In 1995, a group of friends gathered at the New Jersey shore to celebrate the Fourth of July. Kevin Price didn't join them until sometime after midnight, so he started drinking immediately to "catch up." He remembers feeling a little sick around 2:30 a.m. and going to the bathroom, but that's the last thing he remembers about that night. He can't remember getting into his car, driving south in the northbound lane of the Garden State Parkway, or hitting a van that carried six church volunteers, killing five of them.

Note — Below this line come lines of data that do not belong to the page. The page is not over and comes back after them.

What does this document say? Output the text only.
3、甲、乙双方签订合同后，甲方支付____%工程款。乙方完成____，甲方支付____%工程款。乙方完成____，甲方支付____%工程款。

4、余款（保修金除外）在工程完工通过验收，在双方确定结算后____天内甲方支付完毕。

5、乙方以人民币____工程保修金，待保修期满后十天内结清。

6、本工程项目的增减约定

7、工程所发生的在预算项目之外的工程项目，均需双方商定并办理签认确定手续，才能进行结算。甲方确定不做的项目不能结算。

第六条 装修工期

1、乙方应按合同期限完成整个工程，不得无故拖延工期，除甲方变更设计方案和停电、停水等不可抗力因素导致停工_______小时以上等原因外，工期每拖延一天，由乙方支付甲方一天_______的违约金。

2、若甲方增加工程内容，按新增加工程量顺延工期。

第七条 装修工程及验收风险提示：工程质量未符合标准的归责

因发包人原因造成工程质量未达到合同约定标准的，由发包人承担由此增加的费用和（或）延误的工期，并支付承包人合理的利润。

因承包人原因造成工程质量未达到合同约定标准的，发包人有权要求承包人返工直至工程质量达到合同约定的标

When he awoke in a hospital three days later, he had no idea where he was or how he got there. As a result of this tragedy, Price pled guilty to five counts of vehicular homicide and was sentenced to 8 to 21 years in prison.

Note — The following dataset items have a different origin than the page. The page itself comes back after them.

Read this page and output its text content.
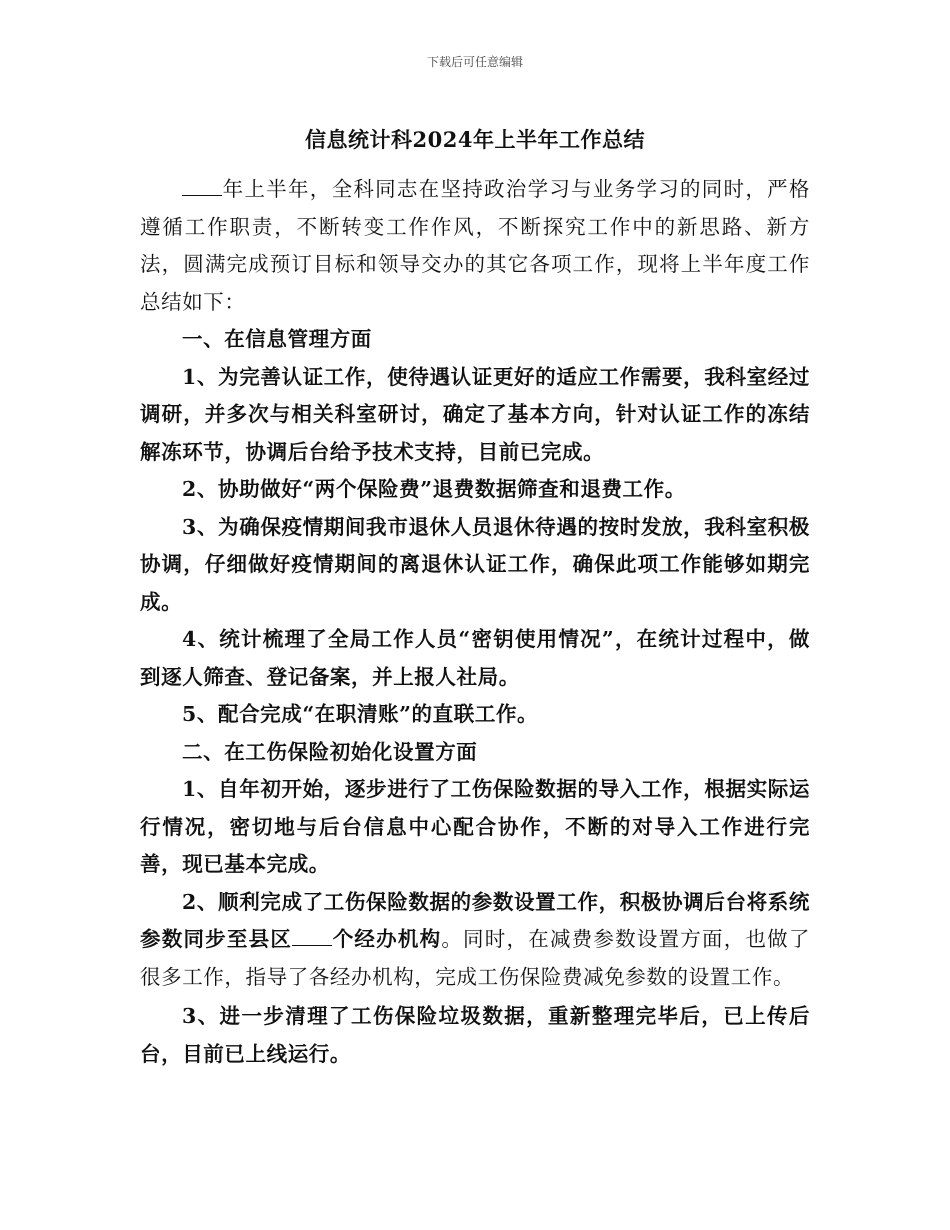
下载后可任意编辑
信息统计科2024年上半年工作总结

年上半年，全科同志在坚持政治学习与业务学习的同时，严格遵循工作职责，不断转变工作作风，不断探究工作中的新思路、新方法，圆满完成预订目标和领导交办的其它各项工作，现将上半年度工作总结如下：

一、在信息管理方面

1、为完善认证工作，使待遇认证更好的适应工作需要，我科室经过调研，并多次与相关科室研讨，确定了基本方向，针对认证工作的冻结解冻环节，协调后台给予技术支持，目前已完成。

2、协助做好“两个保险费”退费数据筛查和退费工作。

3、为确保疫情期间我市退休人员退休待遇的按时发放，我科室积极协调，仔细做好疫情期间的离退休认证工作，确保此项工作能够如期完成。

4、统计梳理了全局工作人员“密钥使用情况”，在统计过程中，做到逐人筛查、登记备案，并上报人社局。

5、配合完成“在职清账”的直联工作。

二、在工伤保险初始化设置方面

1、自年初开始，逐步进行了工伤保险数据的导入工作，根据实际运行情况，密切地与后台信息中心配合协作，不断的对导入工作进行完善，现已基本完成。

2、顺利完成了工伤保险数据的参数设置工作，积极协调后台将系统参数同步至县区 个经办机构。同时，在减费参数设置方面，也做了很多工作，指导了各经办机构，完成工伤保险费减免参数的设置工作。

3、进一步清理了工伤保险垃圾数据，重新整理完毕后，已上传后台，目前已上线运行。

Those who have studied Price's case believe he experienced an alcoholic blackout on that fatal night. Aaron White, an assistant research professor in the Department of Psychiatry at Duke University Medical Center and lead author of a study supported by the National Institute on Alcohol Abuse and Alcoholism, describes such blackouts as periods of alcohol-induced amnesia. During these times, an individual actively participates in events yet has no memory or only partial memory of what occurred during the blackout. White emphasizes that blacking out should not be confused with passing out (falling asleep from excessive drinking or drinking oneself unconscious). Although an individual could experience a blackout prior to passing out, White says the two states cannot occur simultaneously.
"If recreational drugs were tools, alcohol would be a sledgehammer," writes White. Even at low doses, alcohol impairs judgment, decision-making, impulse control, and other functions. When a significant amount of alcohol is consumed quickly, inhibitions lessen, making it possible for individuals to engage in an array of risky behaviors with no memory of what they've done. People in blackout states can drive cars long distances; have arguments and physical altercations; spend money; engage in criminal acts; or have unprotected sex.
White says that because someone in the midst of a blackout is capable of carrying on conversations and is able to engage in complicated activities, it can be extremely difficult for others to recognize that he or she is experiencing a blackout and will not recall these events later.
Contrary to long-held assumptions that blackouts only happen to alcoholics, we now know that blackouts frequently occur among social drinkers who drink too much. In 2002, when White and his colleagues asked 772 undergraduates if they had ever awoken after a night of drinking unable to remember things they did or places they went, 51 percent reported experiencing at least one blackout at some point in their lives, and 40 percent experienced one in the year before the survey.
Despite the fact that males drank significantly more often and more frequently than females, females reported experiencing the same amount of blackouts as their male peers. This outcome, says White, suggests that women are at greater risk than males for blackouts, likely due to differences in body weight and proportion of body fat.
White says that young drinkers may also experience more alcohol-induced blackouts than was previously believed, perhaps because they can often remain conscious and keep drinking beyond a point where older drinkers would pass out. Because studies have shown that alcohol affects the teen brain differently than the adult brain, White says there are long-term cognitive consequences of adolescent alcohol abuse that places them at a much higher risk for becoming alcoholics.
As dire as this all sounds, most alcohol abusers can recover cognitive functioning with abstinence and time. In her book Blackout Girl (Hazelden, 2008), Jennifer Storm writes that she was the one at every party who drank too much, never knew when to say no, and called friends the next day asking them what happened the night before. Her first blackout came at age 12—the first time she got drunk and the first time she got raped.
Storm says the years that followed were a blur of binge drinking, cocaine use, and "blackouts, bulimia, and burials," as she lost herself and friends to addiction. Despite her horrific journey, Storm entered treatment and Twelve Step recovery and turned her life around in order to help others. Today she is the executive director of the Victim/Witness Assistance Program in Harrisburg, PA, and a champion of victims' rights.
Blackouts are frightening and potentially tragic. They represent a dangerous state of extreme impairment and are a clear warning sign of problem drinking. White highly recommends an alcohol abuse screening for anyone who suspects they have an alcohol problem.